New Orleans seminary receives diverse assistance
Posted: 9/30/05
New Orleans seminary
receives diverse assistance
By Greg Warner
Associated Baptist Press
NEW ORLEANS (ABP)–Seminaries across the theological spectrum offered help to New Orleans Baptist Theological Semi-nary, which temporarily moved operations from its flooded campus to a satellite site in Atlanta.
Theological schools as diverse as conservative Dallas Theological Seminary and liberal Union Theological Seminary in Richmond, Va., offered help, including waived tuition and streamlined enrollment, to students who want to transfer for a semester or a year.
Even Atlantic School of Theology in Halifax, Nova Scotia–2,817 miles away by car–offered to waive international fees for New Orleans' students.
Moderate Baptist schools, such as Baylor University's Truett Theological Seminary, Baptist Theological Seminary at Richmond, and Gardner-Webb University's M. Christopher White School of Divinity, have invited students from New Orleans to enroll temporarily while the school gets back on its feet.
The Richmond seminary is offering to pay tuition costs for students who enroll in web-based or on-campus courses until normal operations resume at the New Orleans campus. At least one student has accepted a similar offer from Truett Seminary.
Dan Aleshire, executive director of the Association of Theological Schools, wrote New Orleans President Chuck Kelley to relay the offers of help.
But officials at New Orleans hope to keep most of their students connected to the Southern Baptist school.
About 1,500 of the seminary's 3,400 students are enrolled in one of 17 extension centers across the Southeast, which means almost half of the student body can continue study uninterrupted.

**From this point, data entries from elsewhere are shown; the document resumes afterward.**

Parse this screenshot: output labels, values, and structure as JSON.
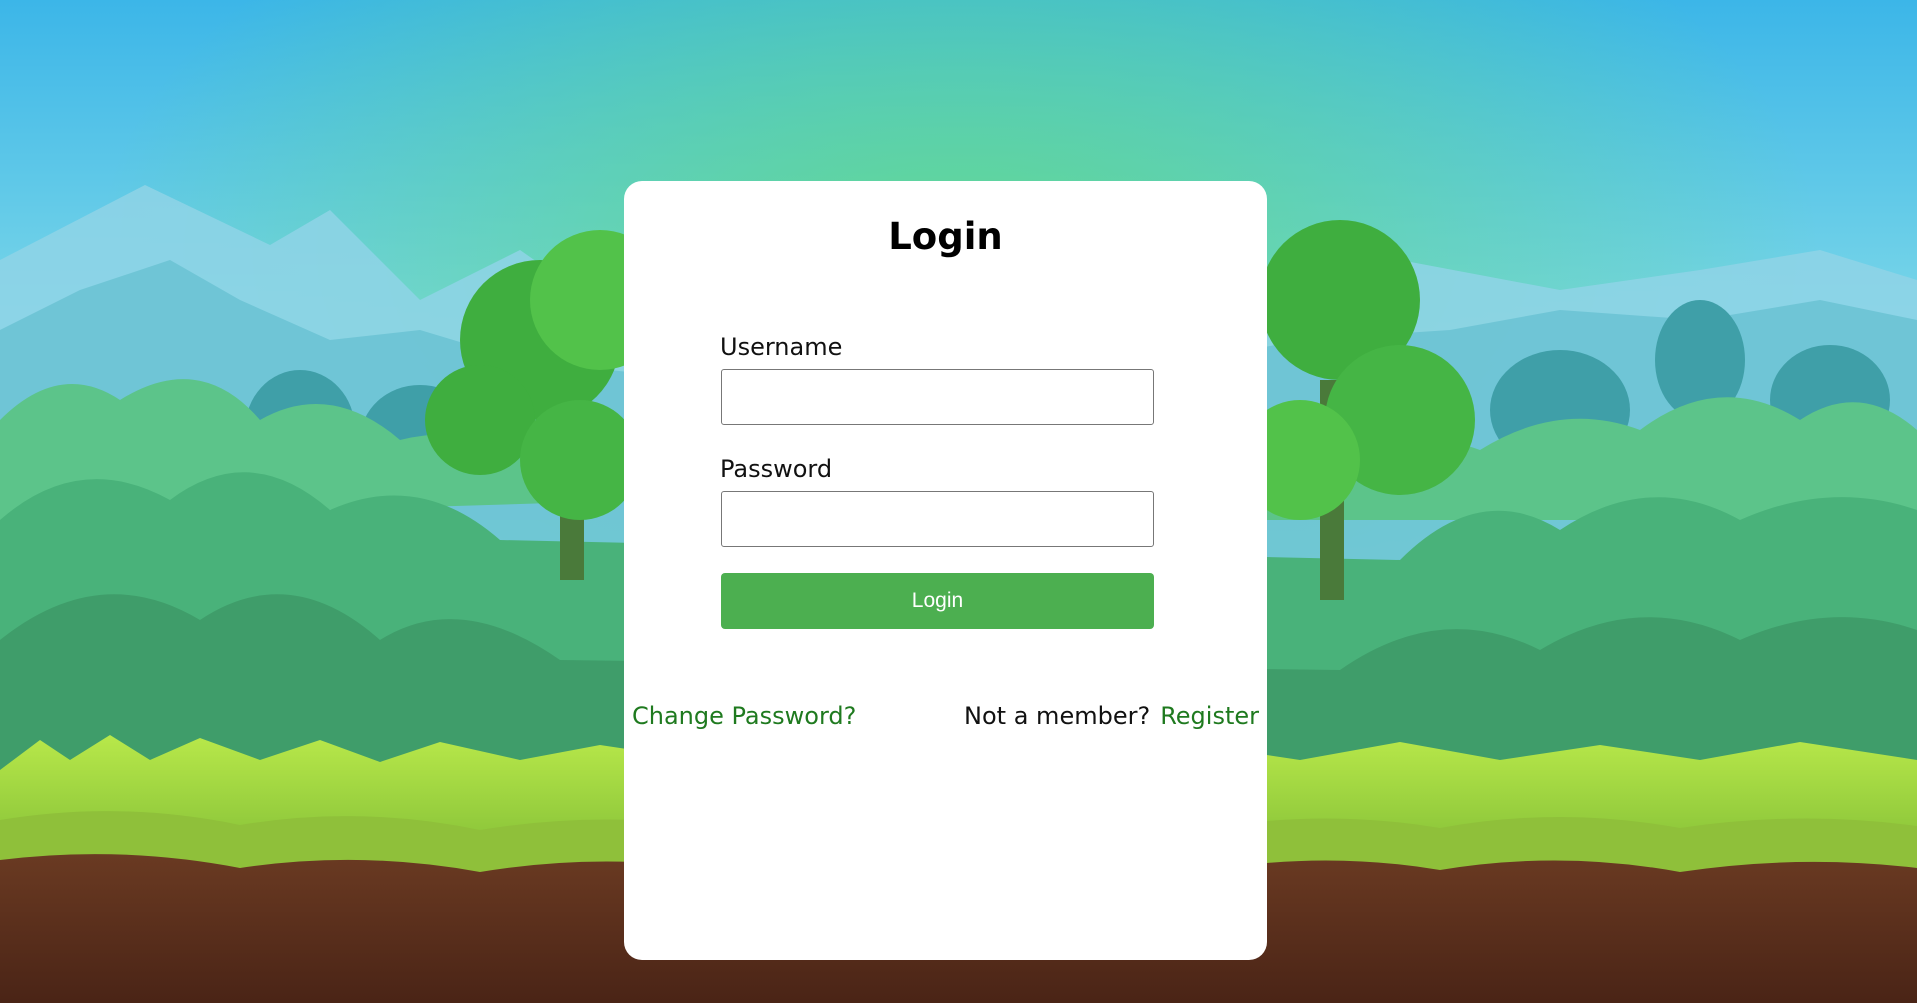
{
  "login_form": {
    "title": "Login",
    "username_label": "Username",
    "username_value": "",
    "password_label": "Password",
    "password_value": "",
    "submit_label": "Login",
    "change_password_link": "Change Password?",
    "not_member_text": "Not a member?",
    "register_link": "Register"
  },
  "colors": {
    "accent_button": "#4caf50",
    "link_text": "#1f7a1f",
    "card_background": "#ffffff",
    "sky_top": "#3cb6e8"
  }
}
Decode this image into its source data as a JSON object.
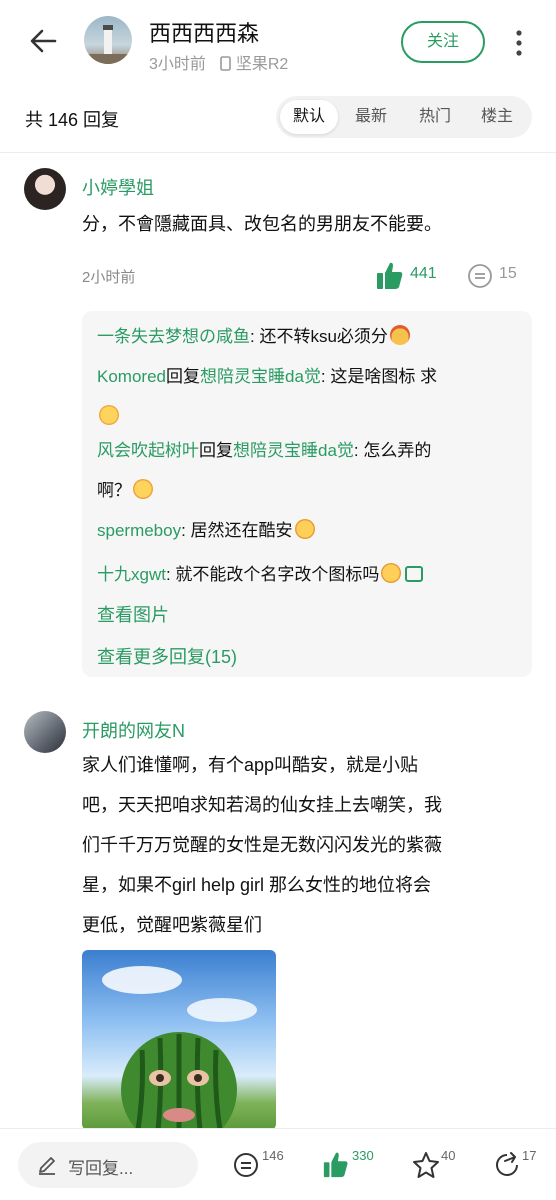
{
  "header": {
    "author_name": "西西西西森",
    "time": "3小时前",
    "device": "坚果R2",
    "follow_label": "关注"
  },
  "replies": {
    "count_label": "共 146 回复",
    "tabs": [
      {
        "label": "默认",
        "active": true
      },
      {
        "label": "最新",
        "active": false
      },
      {
        "label": "热门",
        "active": false
      },
      {
        "label": "楼主",
        "active": false
      }
    ]
  },
  "comment1": {
    "user": "小婷學姐",
    "text": "分，不會隱藏面具、改包名的男朋友不能要。",
    "time": "2小时前",
    "likes": "441",
    "reply_count": "15",
    "subreplies": [
      {
        "user": "一条失去梦想の咸鱼",
        "reply_to": "",
        "text": ": 还不转ksu必须分",
        "emoji": "angry-emoji"
      },
      {
        "user": "Komored",
        "reply_word": "回复",
        "reply_to": "想陪灵宝睡da觉",
        "text": ": 这是啥图标 求",
        "emoji": "crying-emoji"
      },
      {
        "user": "风会吹起树叶",
        "reply_word": "回复",
        "reply_to": "想陪灵宝睡da觉",
        "text": ": 怎么弄的",
        "text2": "啊？",
        "emoji": "shocked-emoji"
      },
      {
        "user": "spermeboy",
        "reply_to": "",
        "text": ": 居然还在酷安",
        "emoji": "sunglasses-emoji"
      },
      {
        "user": "十九xgwt",
        "reply_to": "",
        "text": ": 就不能改个名字改个图标吗",
        "emoji": "sunglasses-emoji"
      }
    ],
    "view_image": "查看图片",
    "view_more": "查看更多回复(15)"
  },
  "comment2": {
    "user": "开朗的网友N",
    "lines": [
      "家人们谁懂啊，有个app叫酷安，就是小贴",
      "吧，天天把咱求知若渴的仙女挂上去嘲笑，我",
      "们千千万万觉醒的女性是无数闪闪发光的紫薇",
      "星，如果不girl help girl 那么女性的地位将会",
      "更低，觉醒吧紫薇星们"
    ]
  },
  "bottom_bar": {
    "write_placeholder": "写回复...",
    "comments": "146",
    "likes": "330",
    "favorites": "40",
    "shares": "17"
  },
  "colors": {
    "accent_green": "#2a9b63",
    "meta_gray": "#9a9a9a"
  }
}
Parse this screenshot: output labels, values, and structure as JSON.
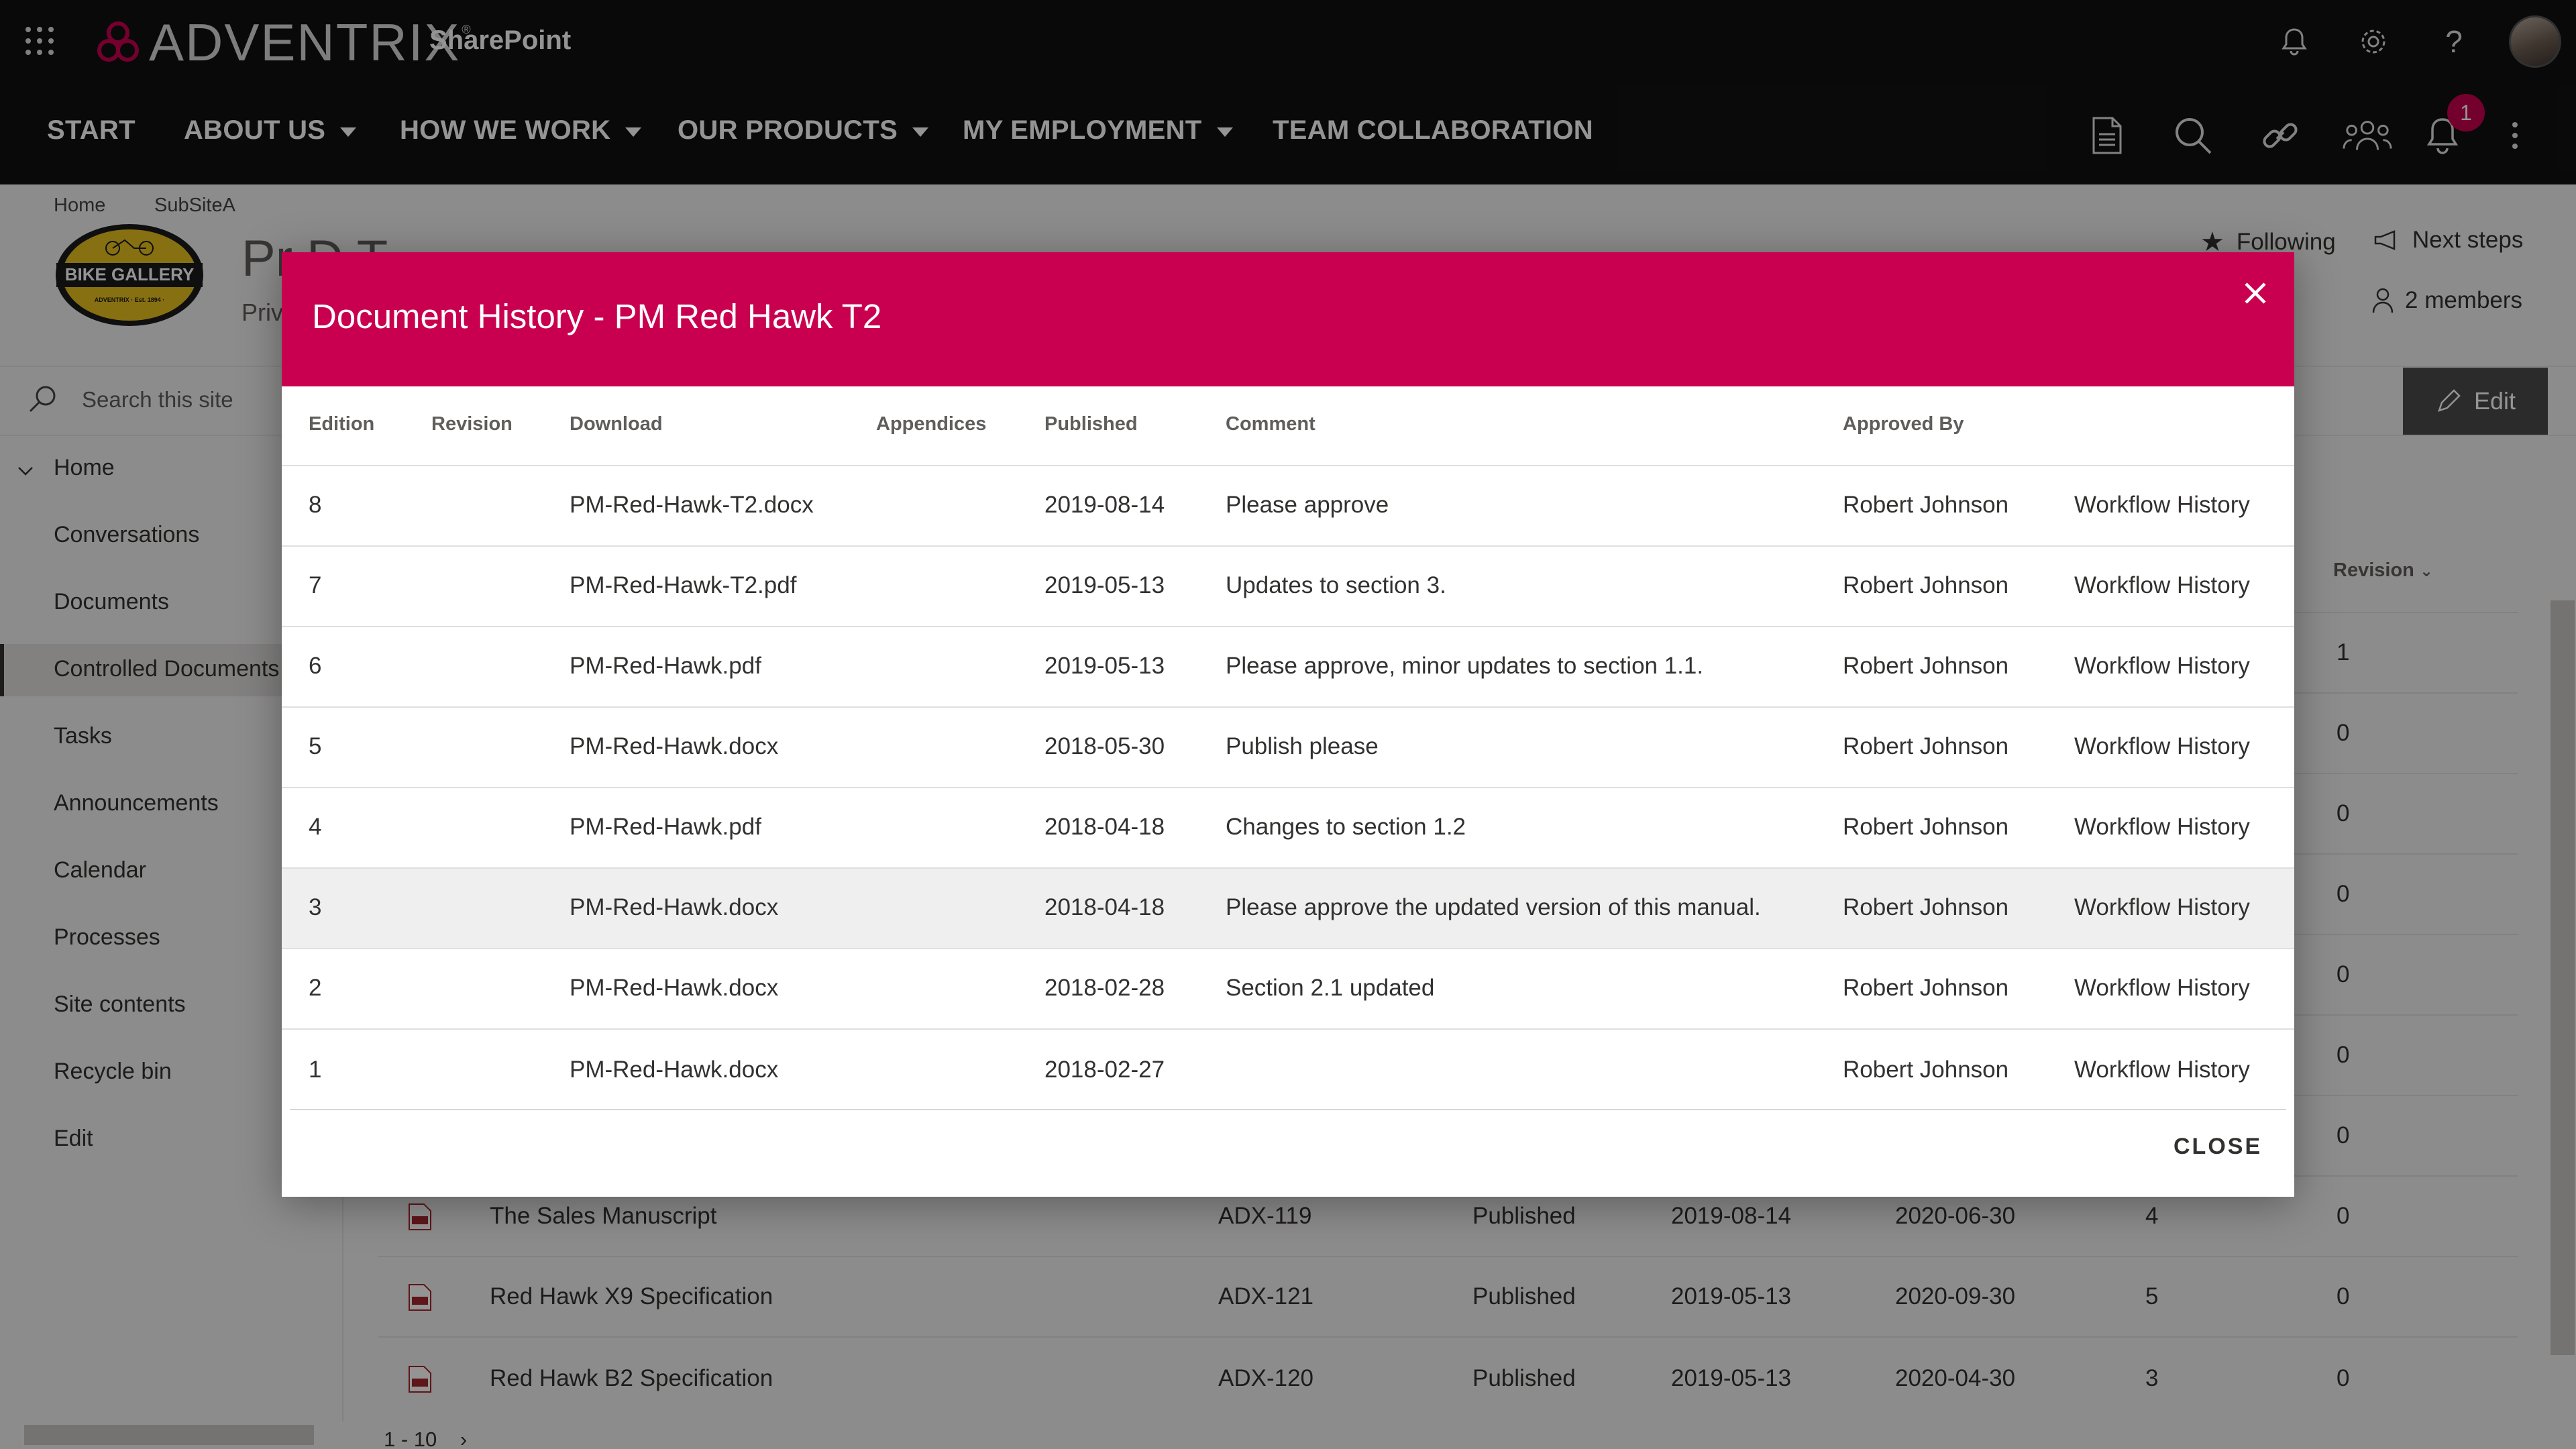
{
  "suite": {
    "brand": "ADVENTRIX",
    "brand_reg": "®",
    "app_name": "SharePoint"
  },
  "nav": {
    "items": [
      {
        "label": "START",
        "dropdown": false
      },
      {
        "label": "ABOUT US",
        "dropdown": true
      },
      {
        "label": "HOW WE WORK",
        "dropdown": true
      },
      {
        "label": "OUR PRODUCTS",
        "dropdown": true
      },
      {
        "label": "MY EMPLOYMENT",
        "dropdown": true
      },
      {
        "label": "TEAM COLLABORATION",
        "dropdown": false
      }
    ],
    "notification_count": "1"
  },
  "site": {
    "breadcrumb": [
      "Home",
      "SubSiteA"
    ],
    "title_partial": "Pr  D   T",
    "subtitle_partial": "Priv",
    "logo_text": "BIKE GALLERY",
    "logo_small": "ADVENTRIX · Est. 1894 ·",
    "following": "Following",
    "next_steps": "Next steps",
    "members": "2 members",
    "search_placeholder": "Search this site",
    "edit_label": "Edit"
  },
  "leftnav": {
    "items": [
      "Home",
      "Conversations",
      "Documents",
      "Controlled Documents",
      "Tasks",
      "Announcements",
      "Calendar",
      "Processes",
      "Site contents",
      "Recycle bin",
      "Edit"
    ],
    "active_index": 3
  },
  "background_list": {
    "revision_header": "Revision",
    "revision_column": [
      "1",
      "0",
      "0",
      "0",
      "0",
      "0",
      "0"
    ],
    "rows": [
      {
        "title": "The Sales Manuscript",
        "code": "ADX-119",
        "status": "Published",
        "published": "2019-08-14",
        "review": "2020-06-30",
        "edition": "4",
        "revision": "0"
      },
      {
        "title": "Red Hawk X9 Specification",
        "code": "ADX-121",
        "status": "Published",
        "published": "2019-05-13",
        "review": "2020-09-30",
        "edition": "5",
        "revision": "0"
      },
      {
        "title": "Red Hawk B2 Specification",
        "code": "ADX-120",
        "status": "Published",
        "published": "2019-05-13",
        "review": "2020-04-30",
        "edition": "3",
        "revision": "0"
      }
    ],
    "pager": "1 - 10"
  },
  "modal": {
    "title": "Document History - PM Red Hawk T2",
    "columns": [
      "Edition",
      "Revision",
      "Download",
      "Appendices",
      "Published",
      "Comment",
      "Approved By"
    ],
    "rows": [
      {
        "edition": "8",
        "revision": "",
        "download": "PM-Red-Hawk-T2.docx",
        "appendices": "",
        "published": "2019-08-14",
        "comment": "Please approve",
        "approved_by": "Robert Johnson",
        "workflow": "Workflow History"
      },
      {
        "edition": "7",
        "revision": "",
        "download": "PM-Red-Hawk-T2.pdf",
        "appendices": "",
        "published": "2019-05-13",
        "comment": "Updates to section 3.",
        "approved_by": "Robert Johnson",
        "workflow": "Workflow History"
      },
      {
        "edition": "6",
        "revision": "",
        "download": "PM-Red-Hawk.pdf",
        "appendices": "",
        "published": "2019-05-13",
        "comment": "Please approve, minor updates to section 1.1.",
        "approved_by": "Robert Johnson",
        "workflow": "Workflow History"
      },
      {
        "edition": "5",
        "revision": "",
        "download": "PM-Red-Hawk.docx",
        "appendices": "",
        "published": "2018-05-30",
        "comment": "Publish please",
        "approved_by": "Robert Johnson",
        "workflow": "Workflow History"
      },
      {
        "edition": "4",
        "revision": "",
        "download": "PM-Red-Hawk.pdf",
        "appendices": "",
        "published": "2018-04-18",
        "comment": "Changes to section 1.2",
        "approved_by": "Robert Johnson",
        "workflow": "Workflow History"
      },
      {
        "edition": "3",
        "revision": "",
        "download": "PM-Red-Hawk.docx",
        "appendices": "",
        "published": "2018-04-18",
        "comment": "Please approve the updated version of this manual.",
        "approved_by": "Robert Johnson",
        "workflow": "Workflow History"
      },
      {
        "edition": "2",
        "revision": "",
        "download": "PM-Red-Hawk.docx",
        "appendices": "",
        "published": "2018-02-28",
        "comment": "Section 2.1 updated",
        "approved_by": "Robert Johnson",
        "workflow": "Workflow History"
      },
      {
        "edition": "1",
        "revision": "",
        "download": "PM-Red-Hawk.docx",
        "appendices": "",
        "published": "2018-02-27",
        "comment": "",
        "approved_by": "Robert Johnson",
        "workflow": "Workflow History"
      }
    ],
    "highlighted_row": 5,
    "close_label": "CLOSE"
  },
  "colors": {
    "modal_header": "#c9004f",
    "suite_bar": "#111111",
    "badge": "#c8004e"
  },
  "icons": {
    "waffle": "waffle-icon",
    "bell": "bell-icon",
    "settings": "gear-icon",
    "help": "help-icon",
    "document": "document-icon",
    "search": "search-icon",
    "link": "link-icon",
    "people": "people-icon",
    "more": "more-vertical-icon",
    "close": "close-icon",
    "star": "star-icon",
    "megaphone": "megaphone-icon",
    "person": "person-icon",
    "pencil": "pencil-icon"
  }
}
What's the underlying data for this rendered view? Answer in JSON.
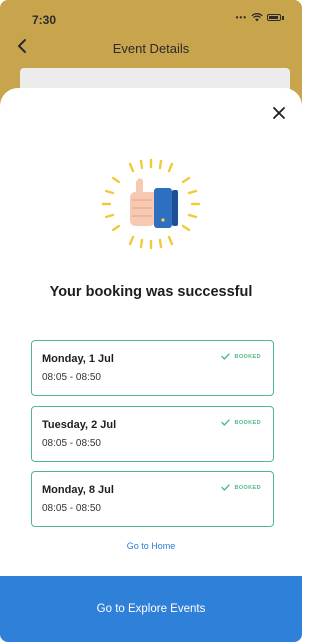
{
  "status_bar": {
    "time": "7:30"
  },
  "header": {
    "title": "Event Details"
  },
  "modal": {
    "title": "Your booking was successful",
    "bookings": [
      {
        "date": "Monday, 1 Jul",
        "time": "08:05 - 08:50",
        "status": "BOOKED"
      },
      {
        "date": "Tuesday, 2 Jul",
        "time": "08:05 - 08:50",
        "status": "BOOKED"
      },
      {
        "date": "Monday, 8 Jul",
        "time": "08:05 - 08:50",
        "status": "BOOKED"
      }
    ],
    "go_home_label": "Go to Home",
    "explore_button_label": "Go to Explore Events"
  },
  "colors": {
    "header_bg": "#c8a44c",
    "accent_green": "#4fb987",
    "link_blue": "#2b7bd6",
    "button_blue": "#2f80d9",
    "sleeve_blue": "#2f6fc0",
    "ray_yellow": "#f3c93b",
    "skin": "#f7c9b3"
  },
  "icons": [
    "back-arrow-icon",
    "close-icon",
    "thumbs-up-icon",
    "check-icon",
    "wifi-icon",
    "battery-icon"
  ]
}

The 1,900 New Orleans-based students are being encouraged to enroll in the Atlanta extension, where the seminary administration has moved temporarily, in other extension centers, Internet classes or other alternatives.
Although the New Orleans campus will be closed until at least January 2006, most of the scheduled classes will be conducted as “directed study” with Internet enhancements, a seminary official said.
“Therefore, all of our on-campus students can complete this semester and keep on track toward graduation,” Provost Steve Lemke said in a letter to Aleshire. “Although a few of our students have transferred to other institutions who generously offered free tuition and lodging, we hope to keep the overwhelming number of students enrolled at NOBTS through these diverse delivery systems.
“Although most of our academic buildings survived with only modest damage, all 40 of our on-campus faculty residences and many of our student apartments were flooded from between four feet to 10 feet, essentially destroying all the earthly possessions of many in our seminary family.”
Most of the damage to faculty and student residences will not be covered by insurance, Lemke explained.
Some churches and seminaries are offering free or affordable housing to seminary students left homeless by the flooding.
Among the seminaries offering various types of assistance are Virginia Protestant Episcopal in Alexandria, Va.;, Lutheran Theolog-ical Southern Seminary in Columbia, S.C.; Associated Men-nonite Biblical Seminary in Elkhart, Ind.; United Theological Seminary in Dayton, Ohio; and Lexington (Ky.) Theological Seminary.
Southwestern Baptist Theolog-ical Seminary welcomed the New Orleans faculty to its Fort Worth campus for a hastily scheduled retreat Sept. 9-11, during which the New Orleans faculty made plans to continue the fall semester.
At a Sept. 27 meeting, New Orleans Seminary trustees voted unanimously to keep the school in New Orleans, and they proposed adminstrative plans to restore the main campus to normal operations by August 2006.